Northwestern University


Primary Section: 51, Anthropology
Membership Type:
Member (elected 2018)

Biosketch

Christopher Kuzawa is a biological anthropologist and human biologist who studies human growth, reproduction and health from the perspectives of developmental and evolutionary biology. He is particularly known for empirical and theoretical work on the role of developmental plasticity as an influence on adult health. This developmental lens provides new perspectives on diverse dimensions of human biology, from the biology of fatherhood to the evolution of the human brain. Kuzawa was born near Cleveland, Ohio (Garfield Heights) and grew up in Boulder, Colorado. He graduated from the University of Colorado at Boulder in 1993 with a BA in anthropology, and from Emory University in 2001 with a PhD in anthropology and a MSPH in epidemiology. After conducting post-doctoral research in cardiovascular epidemiology at the University of Minnesota, Kuzawa joined the faculty of anthropology at Northwestern University in 2003, where he is also a Fellow of the Institute for Policy Research.
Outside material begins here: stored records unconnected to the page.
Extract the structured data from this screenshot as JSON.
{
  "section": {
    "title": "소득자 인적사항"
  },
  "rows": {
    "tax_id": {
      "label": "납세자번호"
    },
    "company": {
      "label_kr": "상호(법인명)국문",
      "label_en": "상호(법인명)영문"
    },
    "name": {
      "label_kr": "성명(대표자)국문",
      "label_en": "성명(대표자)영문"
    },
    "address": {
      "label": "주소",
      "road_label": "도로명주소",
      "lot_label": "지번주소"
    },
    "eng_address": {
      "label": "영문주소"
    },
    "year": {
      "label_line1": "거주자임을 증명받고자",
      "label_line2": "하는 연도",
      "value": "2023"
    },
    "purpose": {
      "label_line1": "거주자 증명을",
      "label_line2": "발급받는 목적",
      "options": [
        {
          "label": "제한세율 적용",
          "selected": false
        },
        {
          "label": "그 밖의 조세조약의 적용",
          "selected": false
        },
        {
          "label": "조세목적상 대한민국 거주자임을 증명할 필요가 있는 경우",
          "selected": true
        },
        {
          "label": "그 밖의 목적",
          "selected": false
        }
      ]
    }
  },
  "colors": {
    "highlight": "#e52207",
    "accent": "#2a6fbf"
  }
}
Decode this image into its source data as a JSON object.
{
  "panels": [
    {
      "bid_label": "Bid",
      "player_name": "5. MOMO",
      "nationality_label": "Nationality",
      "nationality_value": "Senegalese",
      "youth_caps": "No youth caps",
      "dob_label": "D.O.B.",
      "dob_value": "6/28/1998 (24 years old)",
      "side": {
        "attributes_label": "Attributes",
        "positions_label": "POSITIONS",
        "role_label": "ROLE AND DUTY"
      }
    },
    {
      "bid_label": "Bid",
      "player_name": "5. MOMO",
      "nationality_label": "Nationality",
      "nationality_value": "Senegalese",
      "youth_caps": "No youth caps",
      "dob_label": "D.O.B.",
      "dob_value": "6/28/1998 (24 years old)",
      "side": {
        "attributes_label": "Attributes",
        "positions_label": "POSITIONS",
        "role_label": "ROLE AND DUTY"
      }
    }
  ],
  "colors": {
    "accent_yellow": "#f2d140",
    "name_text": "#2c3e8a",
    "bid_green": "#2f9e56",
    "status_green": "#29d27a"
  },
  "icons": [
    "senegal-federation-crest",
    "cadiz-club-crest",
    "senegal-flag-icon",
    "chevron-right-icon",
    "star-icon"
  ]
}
He has long-standing interests in how social inequality affects biology and health, and he co-directs the Health Inequality Network of the Human Capital and Economic Opportunity Working Group.

Research Interests

Christopher Kuzawa’s research integrates principles from biological anthropology, evolutionary life history theory, behavioral ecology, and epidemiology to illuminate the origins of human biological variation and health and the evolution of unique features of the human life cycle. He is best known for work in collaboration with a study in Cebu, the Philippines, that enrolled more than 3,000 pregnant mothers in 1983 and has since tracked diverse aspects of their health and biology along with that of their children and grandchildren. The exceptional multi-generational data from Cebu have allowed Kuzawa and his US and Filipino collaborators to demonstrate how early life environments influence growth, adult health, endocrinology, immunity, and reproduction. The group’s studies of fatherhood at Cebu have shown how reproductive hormone levels change with the transition to marriage and fatherhood, supporting the hypothesis that male caregiving is a strategy with deep evolutionary roots in the human lineage. Kuzawa’s work elsewhere examines similarly diverse aspects of human biology and evolution. One prominent area of recent inquiry examines the energetic costs and evolution of human brain development. This work demonstrates that energetic trade-offs help explain why we grow more slowly than other mammals during childhood.